Mit ihrer Kritik an der Windenergie hat die AfD alle Parteien des baden-württembergischen Landtags gegen sich aufgebracht.

Windkraftanlagen als Ursache für ein großes Sterben von Vögeln, Fledermäusen und Insekten? Mit dieser These hat die AfD am Mittwoch im Landtag viel Kritik auf sich gezogen. Die anderen Fraktionen stellten sich grundsätzlich hinter das Ziel der grün-schwarzen Landesregierung von Ministerpräsident Winfried Kretschmann (Grüne), die Windkraft trotz diverser Probleme weiter auszubauen. AfD-Fraktionschef Bernd Gögel meinte hingegen, die Windkraft sei nicht wirtschaftlich, die Anlagen verschandelten die Landschaft, und sie töteten «unfassbar viele Fluginsekten».

Der Grünen-Abgeordnete Jürgen Walter hielt der AfD vor, vorbei an Fakten zu argumentieren. So seien Glasscheiben und auch der Straßenverkehr deutlich häufiger für den Tod von Vögeln verantwortlich als Windkraftanlagen. «In der Tat ist auch das Insektensterben ein großes Problem», meinte Walter.

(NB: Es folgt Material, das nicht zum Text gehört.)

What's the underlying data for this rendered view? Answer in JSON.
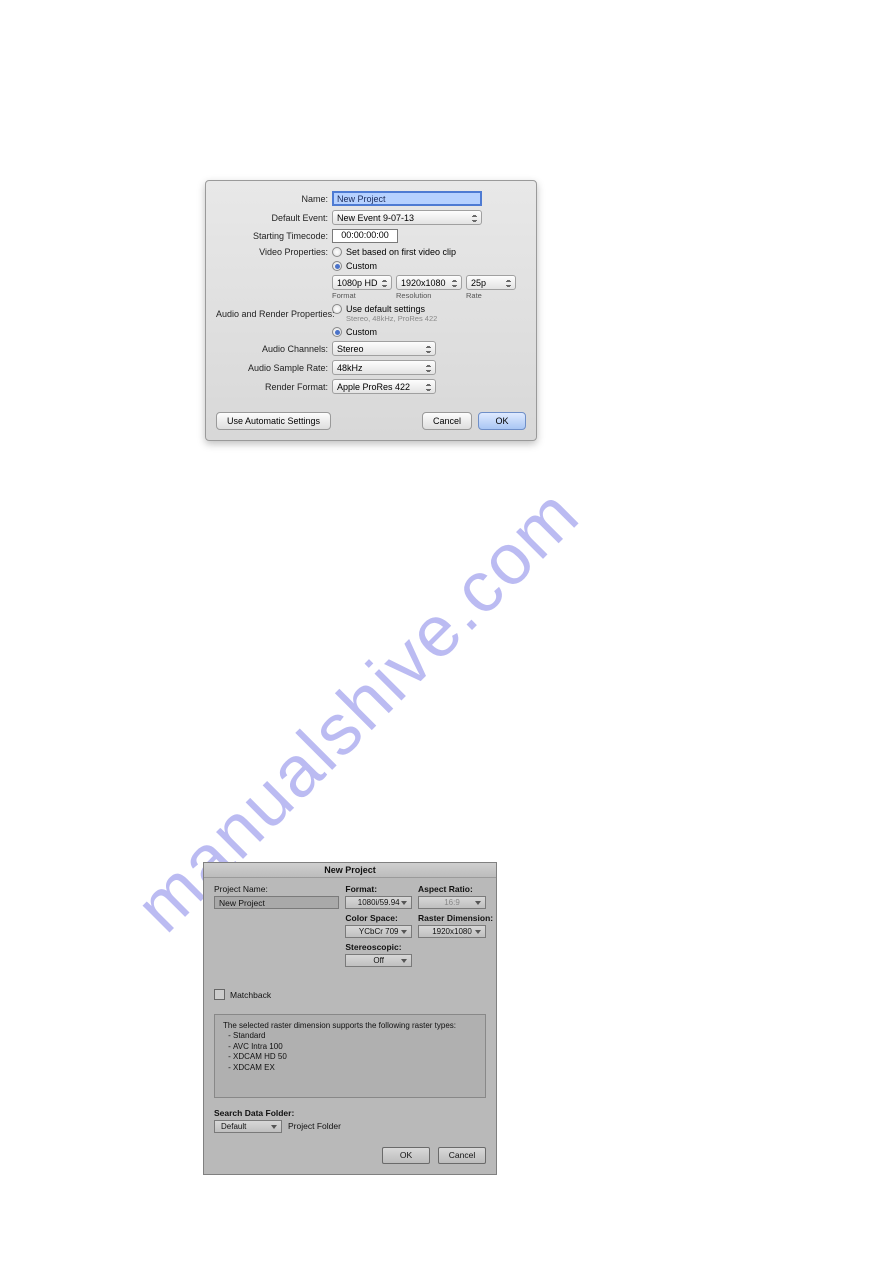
{
  "watermark": "manualshive.com",
  "dlg1": {
    "labels": {
      "name": "Name:",
      "default_event": "Default Event:",
      "starting_timecode": "Starting Timecode:",
      "video_properties": "Video Properties:",
      "audio_render_properties": "Audio and Render Properties:",
      "audio_channels": "Audio Channels:",
      "audio_sample_rate": "Audio Sample Rate:",
      "render_format": "Render Format:"
    },
    "values": {
      "name": "New Project",
      "default_event": "New Event 9-07-13",
      "starting_timecode": "00:00:00:00",
      "radio_set_first_clip": "Set based on first video clip",
      "radio_custom_video": "Custom",
      "format": "1080p HD",
      "resolution": "1920x1080",
      "rate": "25p",
      "radio_use_defaults": "Use default settings",
      "defaults_subtext": "Stereo, 48kHz, ProRes 422",
      "radio_custom_audio": "Custom",
      "audio_channels": "Stereo",
      "sample_rate": "48kHz",
      "render_format": "Apple ProRes 422"
    },
    "captions": {
      "format": "Format",
      "resolution": "Resolution",
      "rate": "Rate"
    },
    "buttons": {
      "auto": "Use Automatic Settings",
      "cancel": "Cancel",
      "ok": "OK"
    }
  },
  "dlg2": {
    "title": "New Project",
    "labels": {
      "project_name": "Project Name:",
      "format": "Format:",
      "aspect_ratio": "Aspect Ratio:",
      "color_space": "Color Space:",
      "raster_dimension": "Raster Dimension:",
      "stereoscopic": "Stereoscopic:",
      "matchback": "Matchback",
      "search_data_folder": "Search Data Folder:",
      "project_folder": "Project Folder"
    },
    "values": {
      "project_name": "New Project",
      "format": "1080i/59.94",
      "aspect_ratio": "16:9",
      "color_space": "YCbCr 709",
      "raster_dimension": "1920x1080",
      "stereoscopic": "Off",
      "search_data_folder": "Default"
    },
    "info_intro": "The selected raster dimension supports the following raster types:",
    "info_list": {
      "i0": "Standard",
      "i1": "AVC Intra 100",
      "i2": "XDCAM HD 50",
      "i3": "XDCAM EX"
    },
    "buttons": {
      "ok": "OK",
      "cancel": "Cancel"
    }
  }
}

Dieses habe aber schon lange vor der Nutzung der Windkraft begonnen.

Erneuerbare unverzichtbar

Der CDU-Abgeordnete Paul Nemeth hielt der AfD vor, unehrlich zu argumentieren. «Wenn Sie die Insekten und die Vögel vorschieben, obwohl Sie eigentlich kategorische Windkraftgegner sind, dann verspielen Sie – und verlieren damit – Ihre Glaubwürdigkeit.» Die AfD sei bei Veranstaltungen, die sich um Klimaschutz drehten, nicht anwesend. Die Zukunft gehöre den erneuerbaren Energien. Nemeth machte aber für die CDU klar: «Wir wollen die Windkraft nicht um jeden Preis, sondern wir wollen sie da, wo sie sinnvoll ist.»

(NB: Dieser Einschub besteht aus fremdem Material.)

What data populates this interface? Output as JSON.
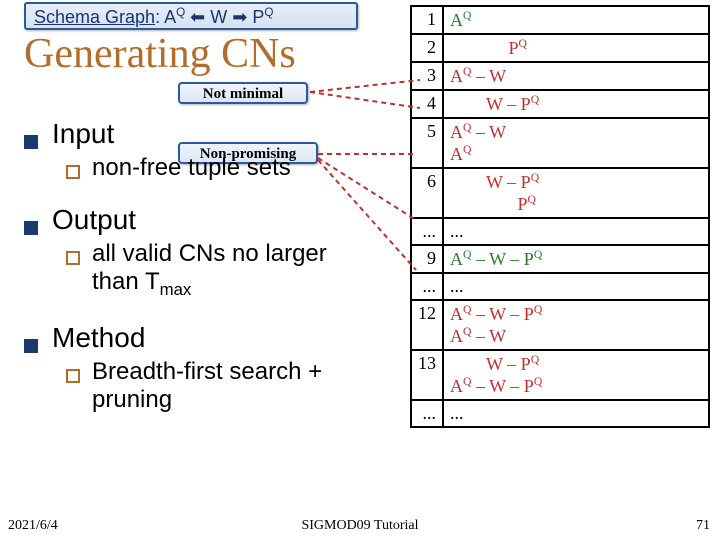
{
  "schema_graph": "Schema Graph: A",
  "schema_graph_mid": " ⬅ W ➡ P",
  "title": "Generating CNs",
  "callouts": {
    "not_minimal": "Not minimal",
    "non_promising": "Non-promising"
  },
  "bullets": {
    "input": "Input",
    "input_sub": "non-free tuple sets",
    "output": "Output",
    "output_sub_a": "all valid CNs no larger than T",
    "output_sub_max": "max",
    "method": "Method",
    "method_sub": "Breadth-first search + pruning"
  },
  "rows": [
    {
      "idx": "1",
      "cls": "green"
    },
    {
      "idx": "2",
      "cls": "red"
    },
    {
      "idx": "3",
      "cls": "red"
    },
    {
      "idx": "4",
      "cls": "red"
    },
    {
      "idx": "5",
      "cls": "red"
    },
    {
      "idx": "6",
      "cls": "red"
    },
    {
      "idx": "...",
      "cls": ""
    },
    {
      "idx": "9",
      "cls": "green"
    },
    {
      "idx": "...",
      "cls": ""
    },
    {
      "idx": "12",
      "cls": "red"
    },
    {
      "idx": "13",
      "cls": "red"
    },
    {
      "idx": "...",
      "cls": ""
    }
  ],
  "cells": {
    "r1": "A<sup>Q</sup>",
    "r2": "&nbsp;&nbsp;&nbsp;&nbsp;&nbsp;&nbsp;&nbsp;&nbsp;&nbsp;&nbsp;&nbsp;&nbsp;&nbsp;P<sup>Q</sup>",
    "r3": "A<sup>Q</sup> &ndash; W",
    "r4": "&nbsp;&nbsp;&nbsp;&nbsp;&nbsp;&nbsp;&nbsp;&nbsp;W &ndash; P<sup>Q</sup>",
    "r5": "A<sup>Q</sup> &ndash; W<br>A<sup>Q</sup>",
    "r6": "&nbsp;&nbsp;&nbsp;&nbsp;&nbsp;&nbsp;&nbsp;&nbsp;W &ndash; P<sup>Q</sup><br>&nbsp;&nbsp;&nbsp;&nbsp;&nbsp;&nbsp;&nbsp;&nbsp;&nbsp;&nbsp;&nbsp;&nbsp;&nbsp;&nbsp;&nbsp;P<sup>Q</sup>",
    "r7": "...",
    "r9": "A<sup>Q</sup> &ndash; W &ndash; P<sup>Q</sup>",
    "r10": "...",
    "r12": "A<sup>Q</sup> &ndash; W &ndash; P<sup>Q</sup><br>A<sup>Q</sup> &ndash; W",
    "r13": "&nbsp;&nbsp;&nbsp;&nbsp;&nbsp;&nbsp;&nbsp;&nbsp;W &ndash; P<sup>Q</sup><br>A<sup>Q</sup> &ndash; W &ndash; P<sup>Q</sup>",
    "r14": "..."
  },
  "footer": {
    "date": "2021/6/4",
    "title": "SIGMOD09 Tutorial",
    "page": "71"
  }
}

Nach den Worten von Umweltminister Franz Untersteller (Grüne) ist Baden-Württemberg auf die eigene Erzeugung erneuerbarer Energien angewiesen. Wenn die Kernenergie 2022 wegfalle und der Kohleausstieg komme, müsse der Strom von irgendwoher kommen. Neben dem Ausbau von Stromtrassen aus dem windreichen Norden in den Süden sei es nötig, dass Baden-Württemberg die erneuerbaren Energien ausbaue.

Trotz Bürgerprotesten Ausbau forcieren

Aber der Ausbau der Windkraft im Südwesten stockt. Die Windkraft hat einen Anteil von 3,7 Prozent an der hiesigen Bruttostromerzeugung. Im vergangenen Jahr wurden 35 neue Windkraftanlagen gebaut. Damit wird das einstige Ziel, bis 2020 einen Anteil der Windkraft an der Stromerzeugung von 10 Prozent zu erreichen, absehbar nicht erfüllt.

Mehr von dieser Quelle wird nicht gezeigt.